Curadoria Inteligente
09/03/2026 | 3 min leitura

Acompanhamento nutricional auxilia crianças com sobrepeso na Clínica da Criança em Três Lagoas

Rede municipal de Três Lagoas acompanha crianças com obesidade ou sobrepeso. Clínica da Criança oferece tratamento especializado.

Acompanhamento nutricional auxilia crianças com sobrepeso na Clínica da Criança em Três Lagoas

O aumento da obesidade infantil tem preocupado os profissionais de saúde em Três Lagoas. Dados da rede municipal mostram que aproximadamente 33% das crianças menores de 10 anos apresentam obesidade ou excesso de peso, o que acompanha tendências nacionais e globais.

Nos últimos cinco anos, o município observou um aumento de cerca de 4% nos casos de sobrepeso e obesidade entre crianças e adolescentes. Segundo especialistas, o crescimento é semelhante entre meninos e meninas, com variações conforme a idade.

Entre crianças com menos de dois anos, cerca de 18,9% já apresentam excesso de peso. Na faixa etária de 2 a 4 anos, o índice chega a 14,3%. Já entre 5 e 9 anos, a prevalência aumenta para 29,3%, indicando que o problema começa cedo.

A nutricionista da Clínica da Criança, Renata Pedruci, explica que o aumento do peso está relacionado a mudanças nos hábitos alimentares e na rotina das famílias. Ela ressalta o alto consumo de alimentos ultraprocessados, como salgadinhos e biscoitos, que impactam no ganho de peso.

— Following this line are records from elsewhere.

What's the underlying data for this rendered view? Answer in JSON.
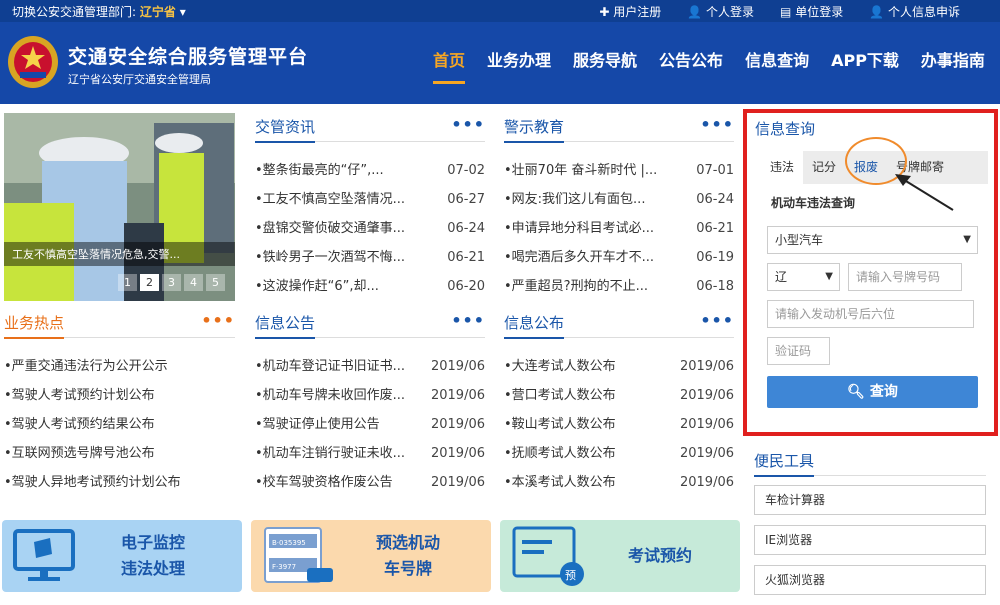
{
  "topbar": {
    "switch_label": "切换公安交通管理部门:",
    "province": "辽宁省",
    "links": [
      "用户注册",
      "个人登录",
      "单位登录",
      "个人信息申诉"
    ]
  },
  "header": {
    "title": "交通安全综合服务管理平台",
    "subtitle": "辽宁省公安厅交通安全管理局",
    "nav": [
      "首页",
      "业务办理",
      "服务导航",
      "公告公布",
      "信息查询",
      "APP下载",
      "办事指南"
    ]
  },
  "slideshow": {
    "caption": "工友不慎高空坠落情况危急,交警...",
    "pages": [
      "1",
      "2",
      "3",
      "4",
      "5"
    ],
    "active_page": "2"
  },
  "sections": {
    "news": {
      "title": "交管资讯",
      "items": [
        {
          "text": "整条街最亮的“仔”,...",
          "date": "07-02"
        },
        {
          "text": "工友不慎高空坠落情况...",
          "date": "06-27"
        },
        {
          "text": "盘锦交警侦破交通肇事...",
          "date": "06-24"
        },
        {
          "text": "铁岭男子一次酒驾不悔...",
          "date": "06-21"
        },
        {
          "text": "这波操作赶“6”,却...",
          "date": "06-20"
        }
      ]
    },
    "warning": {
      "title": "警示教育",
      "items": [
        {
          "text": "壮丽70年 奋斗新时代 |...",
          "date": "07-01"
        },
        {
          "text": "网友:我们这儿有面包...",
          "date": "06-24"
        },
        {
          "text": "申请异地分科目考试必...",
          "date": "06-21"
        },
        {
          "text": "喝完酒后多久开车才不...",
          "date": "06-19"
        },
        {
          "text": "严重超员?刑拘的不止...",
          "date": "06-18"
        }
      ]
    },
    "hot": {
      "title": "业务热点",
      "items": [
        {
          "text": "严重交通违法行为公开公示"
        },
        {
          "text": "驾驶人考试预约计划公布"
        },
        {
          "text": "驾驶人考试预约结果公布"
        },
        {
          "text": "互联网预选号牌号池公布"
        },
        {
          "text": "驾驶人异地考试预约计划公布"
        }
      ]
    },
    "notice": {
      "title": "信息公告",
      "items": [
        {
          "text": "机动车登记证书旧证书...",
          "date": "2019/06"
        },
        {
          "text": "机动车号牌未收回作废...",
          "date": "2019/06"
        },
        {
          "text": "驾驶证停止使用公告",
          "date": "2019/06"
        },
        {
          "text": "机动车注销行驶证未收...",
          "date": "2019/06"
        },
        {
          "text": "校车驾驶资格作废公告",
          "date": "2019/06"
        }
      ]
    },
    "info": {
      "title": "信息公布",
      "items": [
        {
          "text": "大连考试人数公布",
          "date": "2019/06"
        },
        {
          "text": "营口考试人数公布",
          "date": "2019/06"
        },
        {
          "text": "鞍山考试人数公布",
          "date": "2019/06"
        },
        {
          "text": "抚顺考试人数公布",
          "date": "2019/06"
        },
        {
          "text": "本溪考试人数公布",
          "date": "2019/06"
        }
      ]
    },
    "more": "•••"
  },
  "banners": {
    "monitor": {
      "line1": "电子监控",
      "line2": "违法处理"
    },
    "plate": {
      "line1": "预选机动",
      "line2": "车号牌",
      "plate1": "B·035395",
      "plate2": "F·3977"
    },
    "exam": {
      "label": "考试预约",
      "badge": "预"
    }
  },
  "query": {
    "title": "信息查询",
    "tabs": [
      "违法",
      "记分",
      "报废",
      "号牌邮寄"
    ],
    "active_tab": "违法",
    "subtitle": "机动车违法查询",
    "vehicle_type": "小型汽车",
    "province_short": "辽",
    "plate_placeholder": "请输入号牌号码",
    "engine_placeholder": "请输入发动机号后六位",
    "captcha_placeholder": "验证码",
    "button": "查询"
  },
  "tools": {
    "title": "便民工具",
    "items": [
      "车检计算器",
      "IE浏览器",
      "火狐浏览器"
    ]
  },
  "colors": {
    "header_bg": "#1548a8",
    "topbar_bg": "#0f3f92",
    "accent_orange": "#f6a623",
    "link_blue": "#1a56a9",
    "highlight_red": "#e0201e"
  }
}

Dados do SISVAN mostram que 49% das crianças menores de dois anos consomem diariamente alimentos industrializados ou bebidas açucaradas. Entre 2 e 4 anos, esse percentual chega a 64%, e entre 5 e 9 anos, o índice se mantém alto, com 63%.

Além da alimentação, o sedentarismo também contribui para a obesidade infantil. A redução das atividades físicas e o aumento do tempo em frente a telas influenciam o estilo de vida das crianças. Renata Pedruci destaca a diminuição das atividades ao ar livre, com crianças passando horas em celulares e videogames, o que reduz o gasto energético.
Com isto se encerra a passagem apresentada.